En effet il y a eu pire, cela m’a profondément révolté, et me permet de comprendre l’enjeu caché : il y a eu la violence dont la FNAPSY a été l’objet, à de nombreuses reprises, avec même des procès ignobles, cherchant à détruire des personnes, dans le seul but de prendre sa place, tout ceci fomenté par de ‘non-usagers’ se mélangeant à des usagers. En effet en raison du rôle public très important, très utile pour les usagers et pour la psychiatrie, qu’elle a joué dans notre société, la FNAPSY est très jalousée.

Certes comme tous les ‘mouvements’ la FNAPSY est une fédération d’associations et n’a pas la prétention de rassembler ‘tous’ les usagers, mais il en est de même pour les mouvements de familles, de psychologues ou de psychiatres. Mais c’est la Fédération reconnue des usagers.

Vous pouvez donc me faire tous les procès que vous voudrez si vous en avez la matière. Je saurai me défendre.

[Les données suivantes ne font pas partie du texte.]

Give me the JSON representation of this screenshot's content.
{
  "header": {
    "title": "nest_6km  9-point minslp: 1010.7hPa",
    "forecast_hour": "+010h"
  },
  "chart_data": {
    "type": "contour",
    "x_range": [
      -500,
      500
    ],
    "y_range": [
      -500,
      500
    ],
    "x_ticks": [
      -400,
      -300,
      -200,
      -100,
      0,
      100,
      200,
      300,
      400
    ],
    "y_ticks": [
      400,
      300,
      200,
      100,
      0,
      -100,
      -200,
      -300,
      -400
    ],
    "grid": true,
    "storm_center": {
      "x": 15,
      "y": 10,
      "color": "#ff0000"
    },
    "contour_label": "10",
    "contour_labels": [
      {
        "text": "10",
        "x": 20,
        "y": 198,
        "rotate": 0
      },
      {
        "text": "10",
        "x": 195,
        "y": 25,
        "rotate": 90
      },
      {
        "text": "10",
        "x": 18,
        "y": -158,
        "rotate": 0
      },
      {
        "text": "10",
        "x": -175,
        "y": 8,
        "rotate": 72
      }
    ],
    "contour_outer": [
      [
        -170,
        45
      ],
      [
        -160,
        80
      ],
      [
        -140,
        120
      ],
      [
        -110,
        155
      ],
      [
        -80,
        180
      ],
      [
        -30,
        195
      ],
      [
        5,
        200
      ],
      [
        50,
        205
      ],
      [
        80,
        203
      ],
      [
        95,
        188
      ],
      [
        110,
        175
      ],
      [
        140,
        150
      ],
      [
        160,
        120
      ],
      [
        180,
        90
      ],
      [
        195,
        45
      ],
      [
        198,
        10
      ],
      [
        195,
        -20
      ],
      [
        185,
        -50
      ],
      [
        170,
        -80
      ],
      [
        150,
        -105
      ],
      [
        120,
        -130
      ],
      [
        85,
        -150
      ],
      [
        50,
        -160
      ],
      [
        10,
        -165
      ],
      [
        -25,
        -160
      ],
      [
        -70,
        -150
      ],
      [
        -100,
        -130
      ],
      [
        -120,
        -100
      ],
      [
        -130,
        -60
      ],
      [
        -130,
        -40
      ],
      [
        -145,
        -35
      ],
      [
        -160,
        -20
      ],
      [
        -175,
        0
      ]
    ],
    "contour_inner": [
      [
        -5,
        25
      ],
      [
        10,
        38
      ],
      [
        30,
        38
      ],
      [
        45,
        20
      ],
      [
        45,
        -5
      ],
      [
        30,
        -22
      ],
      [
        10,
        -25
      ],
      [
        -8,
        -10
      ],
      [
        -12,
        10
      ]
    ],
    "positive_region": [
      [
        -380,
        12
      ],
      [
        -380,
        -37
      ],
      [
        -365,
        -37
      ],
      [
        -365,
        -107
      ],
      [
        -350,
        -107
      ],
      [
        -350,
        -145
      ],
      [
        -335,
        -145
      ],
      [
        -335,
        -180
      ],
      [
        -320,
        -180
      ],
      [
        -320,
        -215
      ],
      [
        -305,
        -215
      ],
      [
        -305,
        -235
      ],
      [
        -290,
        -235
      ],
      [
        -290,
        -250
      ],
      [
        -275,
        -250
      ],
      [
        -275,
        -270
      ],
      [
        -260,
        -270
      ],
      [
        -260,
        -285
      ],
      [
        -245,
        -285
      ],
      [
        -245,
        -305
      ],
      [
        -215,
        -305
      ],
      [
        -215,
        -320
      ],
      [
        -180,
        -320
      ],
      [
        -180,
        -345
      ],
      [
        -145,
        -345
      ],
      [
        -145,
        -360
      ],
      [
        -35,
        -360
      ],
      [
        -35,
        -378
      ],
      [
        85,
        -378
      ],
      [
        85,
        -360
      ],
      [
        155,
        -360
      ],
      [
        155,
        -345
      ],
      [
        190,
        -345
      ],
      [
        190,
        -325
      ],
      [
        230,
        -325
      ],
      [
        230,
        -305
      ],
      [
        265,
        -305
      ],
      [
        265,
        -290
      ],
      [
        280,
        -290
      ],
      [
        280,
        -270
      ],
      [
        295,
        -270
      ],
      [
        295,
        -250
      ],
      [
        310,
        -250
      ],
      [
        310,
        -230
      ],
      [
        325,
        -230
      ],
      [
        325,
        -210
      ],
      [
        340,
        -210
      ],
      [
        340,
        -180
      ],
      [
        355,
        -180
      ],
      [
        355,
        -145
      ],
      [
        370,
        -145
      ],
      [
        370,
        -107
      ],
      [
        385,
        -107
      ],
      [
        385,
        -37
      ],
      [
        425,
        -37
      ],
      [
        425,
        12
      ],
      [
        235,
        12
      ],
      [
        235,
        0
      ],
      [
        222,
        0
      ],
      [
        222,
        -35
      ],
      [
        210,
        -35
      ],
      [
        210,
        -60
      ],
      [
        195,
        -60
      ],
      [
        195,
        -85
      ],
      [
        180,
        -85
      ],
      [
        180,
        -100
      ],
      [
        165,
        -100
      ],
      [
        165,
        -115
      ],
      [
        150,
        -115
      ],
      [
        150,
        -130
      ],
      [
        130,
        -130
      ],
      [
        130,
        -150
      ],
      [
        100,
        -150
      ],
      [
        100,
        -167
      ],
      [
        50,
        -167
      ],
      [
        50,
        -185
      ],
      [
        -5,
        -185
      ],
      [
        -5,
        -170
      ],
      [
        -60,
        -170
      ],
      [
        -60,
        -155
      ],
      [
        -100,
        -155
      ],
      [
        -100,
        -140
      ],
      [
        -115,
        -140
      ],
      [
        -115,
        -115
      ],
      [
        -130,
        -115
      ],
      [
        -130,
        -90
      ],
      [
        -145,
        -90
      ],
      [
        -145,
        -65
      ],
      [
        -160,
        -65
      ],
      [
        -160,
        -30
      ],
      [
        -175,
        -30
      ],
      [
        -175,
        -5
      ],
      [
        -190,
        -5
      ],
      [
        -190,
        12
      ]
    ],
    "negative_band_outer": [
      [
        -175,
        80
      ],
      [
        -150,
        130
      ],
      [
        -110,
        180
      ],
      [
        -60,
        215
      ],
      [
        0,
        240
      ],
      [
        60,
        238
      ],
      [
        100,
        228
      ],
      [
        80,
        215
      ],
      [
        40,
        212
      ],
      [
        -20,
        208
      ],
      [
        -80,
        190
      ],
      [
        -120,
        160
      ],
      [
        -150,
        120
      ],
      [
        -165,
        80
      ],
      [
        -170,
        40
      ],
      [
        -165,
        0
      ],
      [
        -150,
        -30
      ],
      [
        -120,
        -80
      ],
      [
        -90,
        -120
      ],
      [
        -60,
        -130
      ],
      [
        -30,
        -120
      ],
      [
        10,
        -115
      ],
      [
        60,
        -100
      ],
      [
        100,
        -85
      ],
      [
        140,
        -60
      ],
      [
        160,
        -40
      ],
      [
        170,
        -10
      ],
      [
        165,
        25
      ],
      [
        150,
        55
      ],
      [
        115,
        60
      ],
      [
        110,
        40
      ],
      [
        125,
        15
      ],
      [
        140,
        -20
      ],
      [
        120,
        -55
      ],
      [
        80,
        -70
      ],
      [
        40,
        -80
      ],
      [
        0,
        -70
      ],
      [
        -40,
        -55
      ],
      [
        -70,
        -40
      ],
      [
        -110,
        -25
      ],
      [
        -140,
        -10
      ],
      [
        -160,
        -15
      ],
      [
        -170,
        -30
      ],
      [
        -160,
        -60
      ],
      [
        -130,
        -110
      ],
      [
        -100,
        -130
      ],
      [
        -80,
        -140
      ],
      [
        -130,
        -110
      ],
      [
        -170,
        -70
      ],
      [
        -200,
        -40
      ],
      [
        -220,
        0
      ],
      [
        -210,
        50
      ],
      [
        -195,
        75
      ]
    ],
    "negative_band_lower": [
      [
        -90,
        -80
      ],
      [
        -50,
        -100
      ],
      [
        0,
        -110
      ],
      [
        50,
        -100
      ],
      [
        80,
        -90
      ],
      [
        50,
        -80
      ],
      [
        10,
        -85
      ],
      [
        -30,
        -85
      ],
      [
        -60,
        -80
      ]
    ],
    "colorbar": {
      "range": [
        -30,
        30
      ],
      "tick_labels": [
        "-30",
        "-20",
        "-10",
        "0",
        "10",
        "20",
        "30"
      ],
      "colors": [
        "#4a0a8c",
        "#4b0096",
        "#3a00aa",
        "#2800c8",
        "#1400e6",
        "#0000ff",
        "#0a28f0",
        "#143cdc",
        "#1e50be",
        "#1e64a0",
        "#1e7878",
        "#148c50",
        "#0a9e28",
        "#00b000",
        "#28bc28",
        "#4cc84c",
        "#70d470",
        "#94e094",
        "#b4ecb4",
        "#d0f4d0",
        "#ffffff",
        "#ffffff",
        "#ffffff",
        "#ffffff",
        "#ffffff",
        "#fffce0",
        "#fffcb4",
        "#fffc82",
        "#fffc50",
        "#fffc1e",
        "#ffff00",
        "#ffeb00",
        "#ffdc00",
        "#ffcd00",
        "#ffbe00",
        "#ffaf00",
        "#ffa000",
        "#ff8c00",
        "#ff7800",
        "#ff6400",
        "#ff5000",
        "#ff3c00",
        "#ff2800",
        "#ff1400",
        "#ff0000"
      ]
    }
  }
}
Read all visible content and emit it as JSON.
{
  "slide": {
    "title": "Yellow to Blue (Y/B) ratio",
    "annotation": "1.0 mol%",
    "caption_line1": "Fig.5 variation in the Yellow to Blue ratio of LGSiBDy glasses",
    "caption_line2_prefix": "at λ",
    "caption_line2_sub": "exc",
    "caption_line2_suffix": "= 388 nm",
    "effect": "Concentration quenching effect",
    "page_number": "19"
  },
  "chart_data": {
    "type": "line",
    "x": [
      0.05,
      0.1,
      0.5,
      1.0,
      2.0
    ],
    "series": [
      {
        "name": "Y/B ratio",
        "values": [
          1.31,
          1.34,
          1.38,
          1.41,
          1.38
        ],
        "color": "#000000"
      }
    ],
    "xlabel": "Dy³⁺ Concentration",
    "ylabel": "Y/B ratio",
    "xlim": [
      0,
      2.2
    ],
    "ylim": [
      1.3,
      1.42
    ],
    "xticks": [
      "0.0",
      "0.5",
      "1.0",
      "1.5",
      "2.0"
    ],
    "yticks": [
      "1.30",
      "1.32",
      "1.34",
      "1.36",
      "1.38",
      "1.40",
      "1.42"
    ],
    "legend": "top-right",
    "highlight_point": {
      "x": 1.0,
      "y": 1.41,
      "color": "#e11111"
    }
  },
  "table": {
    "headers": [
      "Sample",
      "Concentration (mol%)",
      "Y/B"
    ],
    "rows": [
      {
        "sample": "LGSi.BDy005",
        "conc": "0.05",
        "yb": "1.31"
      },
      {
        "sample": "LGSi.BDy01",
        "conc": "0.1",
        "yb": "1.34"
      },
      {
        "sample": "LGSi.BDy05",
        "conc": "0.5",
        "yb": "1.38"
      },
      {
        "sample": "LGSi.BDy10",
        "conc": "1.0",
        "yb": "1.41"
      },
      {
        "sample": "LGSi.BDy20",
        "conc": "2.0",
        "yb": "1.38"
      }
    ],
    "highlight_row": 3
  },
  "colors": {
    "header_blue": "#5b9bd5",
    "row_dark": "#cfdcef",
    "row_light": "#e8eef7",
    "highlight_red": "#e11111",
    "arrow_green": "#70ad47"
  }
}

Mais il est inacceptable que vous cherchiez par vos intimidations à vouloir une fois de plus parler et agir à la place des usagers dans une association mélangeant usagers et non usagers.

Les usagers n’ont pas besoin de conseils sur la façon dont ils doivent se comporter devant les officiels, devant la société, ni comment monter des dossiers ou revendiquer.

Rien n’est plus fort, plus déterminant, que leur propre parole qui exprime l’authenticité de leur souffrance, telle qu’ils ont envie de la formuler.

Cette expression est un bien trop précieux devant l’ensemble de la société pour que personne d’autre ne se l’approprie.